Senyum di wajah Gery menghilang seketika. Napasnya memburu. Matanya tak oercaya melihat pemandangan di hadapannya.
"Pa... papa kenapa...?" suaranya nyaris gak keluar. "Pak, bapak kenapa bapak saya di tangkap?" tanyanya pada salah satu petugas polisi.
"Pak Heri ditangkap atas tuduhan percobaan pembunuhan pada korban atas nama Abian Laksmana," jelas petugas itu.
Saat petugas berhenti, Heri disebelahnya hanya fokus melihat Digma. Mereka saling pandang sejenak hingga akhirnya Heri mendengus pelan, dan polisi kembali menggiring hingga masuk ke mobil.
Gery gemetaran. Wajahnya pucat pasi. "Lo ... pasti lo kan pelakunya?!" teriaknya ke Digma.
"Gue?" Digma senyum miring. "Gue cuma ngasih kebenaran ke polisi. Dan orang kayak lo sama bokap lo, jelas gak bisa kabur dari itu."
Gery ngerasa dunia runtuh. Dia berteriak dan, meluncurkan kepalan tangannya untuk meninju pipi Digma. Namun Digma dengan mudah menghindar dan balas menarik kerah baju Gery dan menonjok perutnya hingga cowok itu meringis dan terjatuh.
"Lo dapat bukti dari mana soal Abian?! Hah?!" Gery teriak, putus asa.
Digma narik Gery lebih dekat, wajahnya kini hanya beberapa senti dari wajah cowok itu. Matanya dingin dan tajam.
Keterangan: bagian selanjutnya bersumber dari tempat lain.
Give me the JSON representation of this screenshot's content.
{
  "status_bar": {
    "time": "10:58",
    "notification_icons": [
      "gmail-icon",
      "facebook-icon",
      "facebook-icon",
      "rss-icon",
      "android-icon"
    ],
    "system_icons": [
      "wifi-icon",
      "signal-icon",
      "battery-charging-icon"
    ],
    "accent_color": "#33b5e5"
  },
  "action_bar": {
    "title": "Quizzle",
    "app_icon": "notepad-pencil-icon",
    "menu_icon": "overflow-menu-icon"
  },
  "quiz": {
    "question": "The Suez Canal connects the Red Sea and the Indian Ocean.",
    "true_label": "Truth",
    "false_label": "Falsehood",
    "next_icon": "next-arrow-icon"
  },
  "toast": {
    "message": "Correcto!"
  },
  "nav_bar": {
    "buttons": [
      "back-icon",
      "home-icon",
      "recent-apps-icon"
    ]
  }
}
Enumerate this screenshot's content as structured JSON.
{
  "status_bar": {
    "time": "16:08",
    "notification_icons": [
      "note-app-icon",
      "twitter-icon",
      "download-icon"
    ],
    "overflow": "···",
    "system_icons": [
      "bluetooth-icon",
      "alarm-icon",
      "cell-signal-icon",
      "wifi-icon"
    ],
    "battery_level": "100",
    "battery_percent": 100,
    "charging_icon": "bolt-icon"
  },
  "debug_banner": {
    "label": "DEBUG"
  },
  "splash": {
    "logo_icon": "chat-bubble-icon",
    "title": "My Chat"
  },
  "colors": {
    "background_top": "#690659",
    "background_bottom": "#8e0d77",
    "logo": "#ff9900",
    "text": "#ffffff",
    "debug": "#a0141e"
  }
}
"Lo gak perlu tau. Tapi lo harus tau satu hal ... mulai hari ini, lo gak boleh nyentuh Abian. Atau lo tahu sendiri akibatnya."
Gery ketakutan. Akhirnya kini cowok itu sadar, semua yang Digma lakukan hingga berpura-pura menjadi target bully hanya untuk mengungkap kasus Abian. Ternyata, dari awal memang sudah direncanakan oleh cowok itu.
Tanpa suara, Gery pun berdiri dan lari. Hal yang selalu cowok itu lakukan. Lari dari masalah.
Digma bergidik tak peduli. Ia pun memutuskan untuk berjalan ke arah rooftop yang biasa ia datangi.
Sebelum ia benar-benar meninggalkan sekolah itu, Digma merasa harus menghabiskan beberapa menit memandang langit yang sedang cerah di atas sana.
Perlahan ia mengeluarkan ponsel, menelpon seseorang.
"Halo, Dig?" suara di seberang menyapa.
"Makasih ya, Ra. Berkat bukti dari lo, Abian dapat keadilan."